The MSCI ACWI Infrastructure index has outperformed the MSCI AC World index year to date to August 18 with gains of 26.8 per cent and 20 per cent respectively, according to FE Analytics data.

Meanwhile the AIC Infrastructure sector has delivered a return of 16.8 per cent for the year to date to August 18 compared with 9.2 per cent from the AIC Property – Securities sector and a loss of 2 per cent in the AIC Property – Direct UK sector.

It is not surprising, then, that multi-asset investors are among those taking advantage of the stable income stream and strong performance in an environment of low interest rates and uncertain global growth.

In a recent outlook, Eugene Philalithis, portfolio manager, Fidelity Multi Asset Income, notes: “In growth assets, we have been rotating away from social infrastructure assets to renewable infrastructure assets. The former performed strongly post-Brexit, with premiums to their net asset values (NAVs) trading at all-time highs. Renewables are trading closer to their NAVs and could benefit from higher gas prices feeding into a rebound for electricity prices.”
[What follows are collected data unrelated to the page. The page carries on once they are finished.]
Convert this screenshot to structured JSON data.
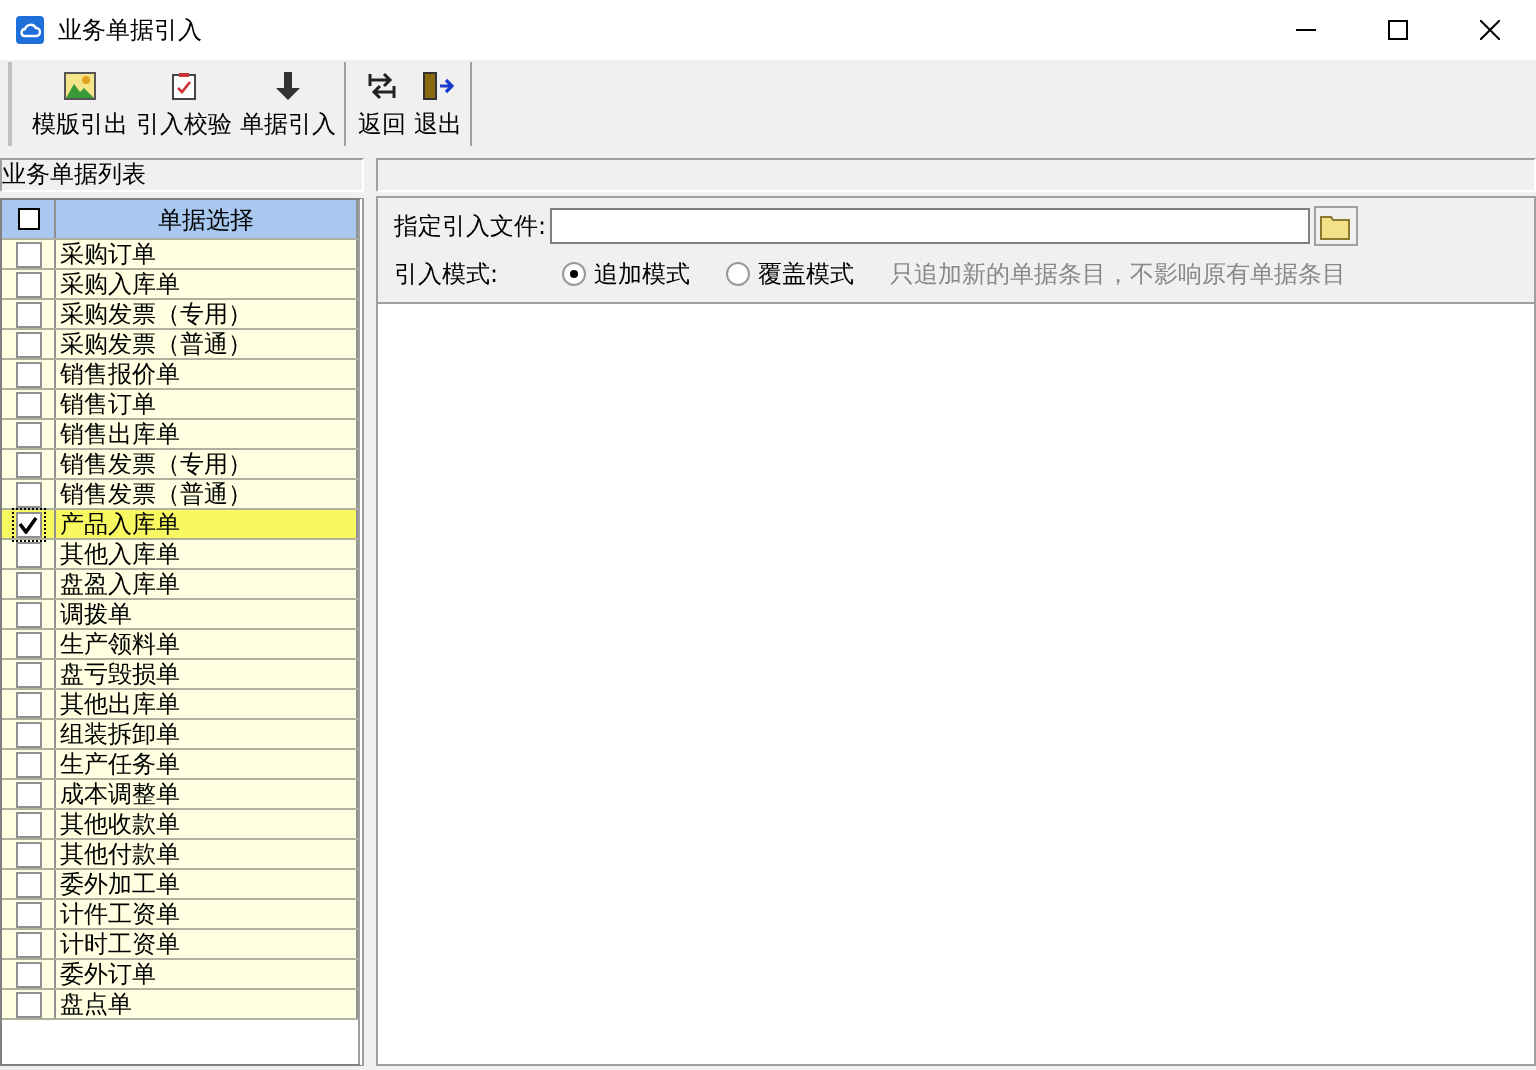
{
  "window": {
    "title": "业务单据引入"
  },
  "toolbar": [
    {
      "items": [
        {
          "label": "模版引出",
          "kind": "export"
        },
        {
          "label": "引入校验",
          "kind": "check"
        },
        {
          "label": "单据引入",
          "kind": "import"
        }
      ]
    },
    {
      "items": [
        {
          "label": "返回",
          "kind": "back"
        },
        {
          "label": "退出",
          "kind": "exit"
        }
      ]
    }
  ],
  "list_panel": {
    "title": "业务单据列表",
    "header_checked": false,
    "column": "单据选择",
    "rows": [
      {
        "label": "采购订单",
        "checked": false,
        "selected": false
      },
      {
        "label": "采购入库单",
        "checked": false,
        "selected": false
      },
      {
        "label": "采购发票（专用）",
        "checked": false,
        "selected": false
      },
      {
        "label": "采购发票（普通）",
        "checked": false,
        "selected": false
      },
      {
        "label": "销售报价单",
        "checked": false,
        "selected": false
      },
      {
        "label": "销售订单",
        "checked": false,
        "selected": false
      },
      {
        "label": "销售出库单",
        "checked": false,
        "selected": false
      },
      {
        "label": "销售发票（专用）",
        "checked": false,
        "selected": false
      },
      {
        "label": "销售发票（普通）",
        "checked": false,
        "selected": false
      },
      {
        "label": "产品入库单",
        "checked": true,
        "selected": true
      },
      {
        "label": "其他入库单",
        "checked": false,
        "selected": false
      },
      {
        "label": "盘盈入库单",
        "checked": false,
        "selected": false
      },
      {
        "label": "调拨单",
        "checked": false,
        "selected": false
      },
      {
        "label": "生产领料单",
        "checked": false,
        "selected": false
      },
      {
        "label": "盘亏毁损单",
        "checked": false,
        "selected": false
      },
      {
        "label": "其他出库单",
        "checked": false,
        "selected": false
      },
      {
        "label": "组装拆卸单",
        "checked": false,
        "selected": false
      },
      {
        "label": "生产任务单",
        "checked": false,
        "selected": false
      },
      {
        "label": "成本调整单",
        "checked": false,
        "selected": false
      },
      {
        "label": "其他收款单",
        "checked": false,
        "selected": false
      },
      {
        "label": "其他付款单",
        "checked": false,
        "selected": false
      },
      {
        "label": "委外加工单",
        "checked": false,
        "selected": false
      },
      {
        "label": "计件工资单",
        "checked": false,
        "selected": false
      },
      {
        "label": "计时工资单",
        "checked": false,
        "selected": false
      },
      {
        "label": "委外订单",
        "checked": false,
        "selected": false
      },
      {
        "label": "盘点单",
        "checked": false,
        "selected": false
      }
    ]
  },
  "import_form": {
    "file_label": "指定引入文件:",
    "mode_label": "引入模式:",
    "modes": [
      {
        "label": "追加模式",
        "selected": true
      },
      {
        "label": "覆盖模式",
        "selected": false
      }
    ],
    "hint": "只追加新的单据条目，不影响原有单据条目"
  }
}
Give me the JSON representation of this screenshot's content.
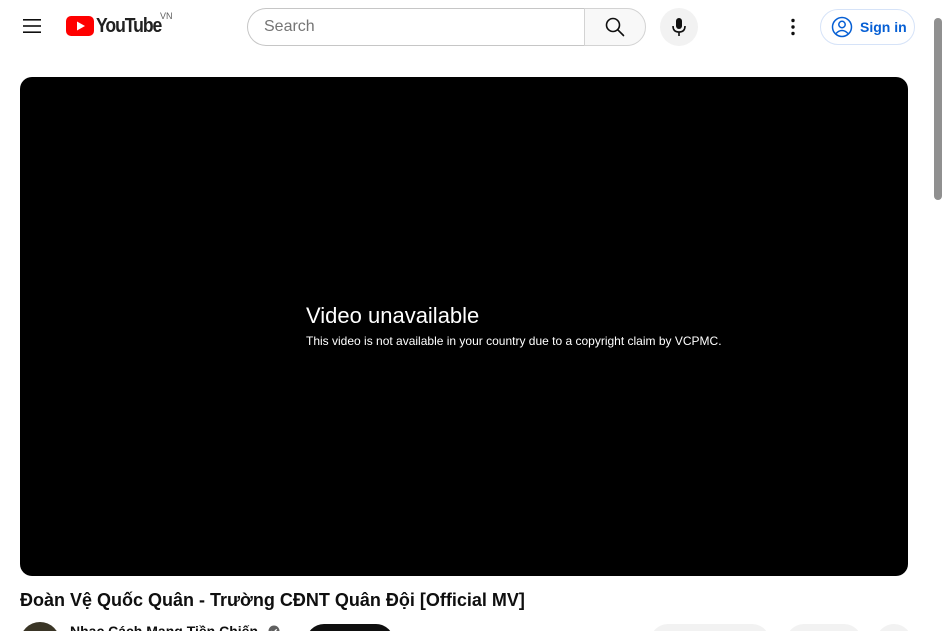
{
  "header": {
    "logo_text": "YouTube",
    "country_code": "VN",
    "search_placeholder": "Search",
    "sign_in_label": "Sign in"
  },
  "player": {
    "error_title": "Video unavailable",
    "error_message": "This video is not available in your country due to a copyright claim by VCPMC."
  },
  "video": {
    "title": "Đoàn Vệ Quốc Quân - Trường CĐNT Quân Đội [Official MV]",
    "channel_name": "Nhạc Cách Mạng Tiền Chiến"
  },
  "icons": {
    "menu": "hamburger-menu-icon",
    "logo": "youtube-play-icon",
    "search": "search-icon",
    "mic": "microphone-icon",
    "more": "more-vertical-icon",
    "account": "account-circle-icon",
    "verified": "verified-check-icon"
  },
  "colors": {
    "brand_red": "#ff0000",
    "link_blue": "#065fd4",
    "player_bg": "#000000"
  }
}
Rory McPherson, head of investment strategy at Psigma, points out in a recent blog post that a shift away from austerity now looks likely, which means more spend on infrastructure.

“This will provide a useful tailwind to infrastructure companies, [making it] a favourable time to invest in these assets,” he adds. “A stimulus package [is] expected in the Autumn statement, if not before. These measures would boost spending expectations. Much of this spend will likely be on transportation and other stuff that drives growth: roads, rail, schools and housing, to name but a few.”

Darius McDermott, managing director at FundCalibre, concludes: “The sector tends to be less volatile than the wider market, can protect against inflation and offers good income. As infrastructure spend is likely to increase too, it’s no wonder investment trusts in this sector are trading on high premiums.”